The government has announced that following its recent consultation, it will legislate to enable companies to drill for shale gas under private land without permission from the landowner. The Bill containing the proposals is expected to be hotly debated - 99 per cent of respondents to the underground access consultation responded negatively and some Scottish ministers have already criticised the proposals. 

Following its recent consultation (see here), the Department of Energy and Climate Change (DECC) has announced that the government intends to legislate to give companies underground access to land below 300 metres from the surface, to explore for and extract oil, gas and geothermal energy. 

In return for access, an industry voluntary payment scheme will oblige companies to make a one-off payment of £20,000 to the local community for each well that extends by more than 200 metres laterally. The government will introduce a reserve power to enforce the scheme. The community would be informed of the operations by a voluntary public notification. 

Provisions implementing these proposals will be added to the Infrastructure Bill already before parliament. 

Currently, developers must obtain the consent of any landowner under whose land they wish to drill regardless of the depth: the recent case of Star Energy Weald Basin Ltd v Bocardo SA [2010] UKSC 35 confirmed that drilling without the landowner’s consent amounts to a trespass. 

If private negotiations for access rights fail, a developer can seek to acquire ancillary rights for oil and gas extraction under section 7 of the Petroleum Act 1998 and section 4 of the Mines (Working Facilities and Support) Act 1966. This involves applying to the Secretary of State, who can refer the matter to the High Court. 

Negotiating with individual landowners can be a time-consuming and costly process, vulnerable to the objections of a single landowner. Appealing to the Secretary of State provides a potential solution, but the process is complex and the developer must show that it is not reasonably practicable to obtain the necessary rights by private negotiation. This option is not, however, available in respect of geothermal energy, where landowner opposition can stall an entire project. 

The government’s aim is therefore to streamline the underground access regime by legislating so that the existing law of trespass does not apply below 300 metres, though it will continue to apply above. It argues this merely places the existing situation on a statutory footing, as a court making a decision under the appeal process outlined above would be likely to find in favour of the developer in any case. This is because extraction would be judged expedient in the national interest – a criteria that must be considered under the 1966 Act. 

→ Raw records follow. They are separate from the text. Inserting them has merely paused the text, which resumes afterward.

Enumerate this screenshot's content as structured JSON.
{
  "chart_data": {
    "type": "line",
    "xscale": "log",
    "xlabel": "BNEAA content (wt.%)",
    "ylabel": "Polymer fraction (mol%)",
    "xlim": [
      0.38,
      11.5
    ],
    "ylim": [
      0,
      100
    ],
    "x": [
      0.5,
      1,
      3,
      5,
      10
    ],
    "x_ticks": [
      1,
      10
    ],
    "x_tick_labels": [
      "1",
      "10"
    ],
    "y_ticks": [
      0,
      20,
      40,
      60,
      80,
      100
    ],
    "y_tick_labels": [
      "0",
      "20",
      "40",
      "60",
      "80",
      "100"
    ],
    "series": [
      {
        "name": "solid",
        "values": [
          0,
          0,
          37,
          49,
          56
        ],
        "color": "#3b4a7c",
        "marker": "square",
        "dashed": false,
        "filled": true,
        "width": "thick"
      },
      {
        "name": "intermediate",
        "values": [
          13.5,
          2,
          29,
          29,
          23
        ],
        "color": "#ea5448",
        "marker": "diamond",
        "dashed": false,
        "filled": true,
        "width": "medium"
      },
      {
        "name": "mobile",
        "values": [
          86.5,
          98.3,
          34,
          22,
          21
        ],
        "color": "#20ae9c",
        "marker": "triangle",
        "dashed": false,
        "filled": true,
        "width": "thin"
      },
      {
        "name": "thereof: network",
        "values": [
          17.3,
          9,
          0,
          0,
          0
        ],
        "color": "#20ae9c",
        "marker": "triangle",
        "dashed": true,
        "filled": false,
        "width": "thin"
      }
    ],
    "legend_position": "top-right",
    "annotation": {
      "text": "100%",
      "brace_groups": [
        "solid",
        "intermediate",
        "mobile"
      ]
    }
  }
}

The proposals hinge on the depth of extraction rather than the particular technology employed (i.e. they could potentially have a wider application than fracking). 

Despite the public opposition to the proposal - 99 per cent of respondents responded negatively – the government is pressing ahead on the basis that most objections were in response to the general issue of fracking, rather than to the specific proposals around underground access. The introduction of the legislation into parliament is likely to prompt further debate as - Scottish ministers have already criticised the proposals.

CRC – annual report publication to remain in current format 

The government has released its response to the discussion paper issued at the start of the summer on proposed changes to the structure and content of the CRC Energy Efficiency Scheme annual report publication. It has decided not to implement the proposed changes given respondents’ calls for stability following the other changes to the CRC scheme as part of the simplification process. 

For more details on the contents of the discussion paper see our July edition here

The government’s response indicates that there was very little support from respondents for the changes proposed. Responses included concerns around making further changes to the CRC scheme, before the other, wider ranging, simplification measures had a chance to bed down, that releasing energy use and supply data could see commercially confidential information on production volumes being available to competitors and publishing information on renewables could dilute the focus of the scheme on energy efficiency and be confusing.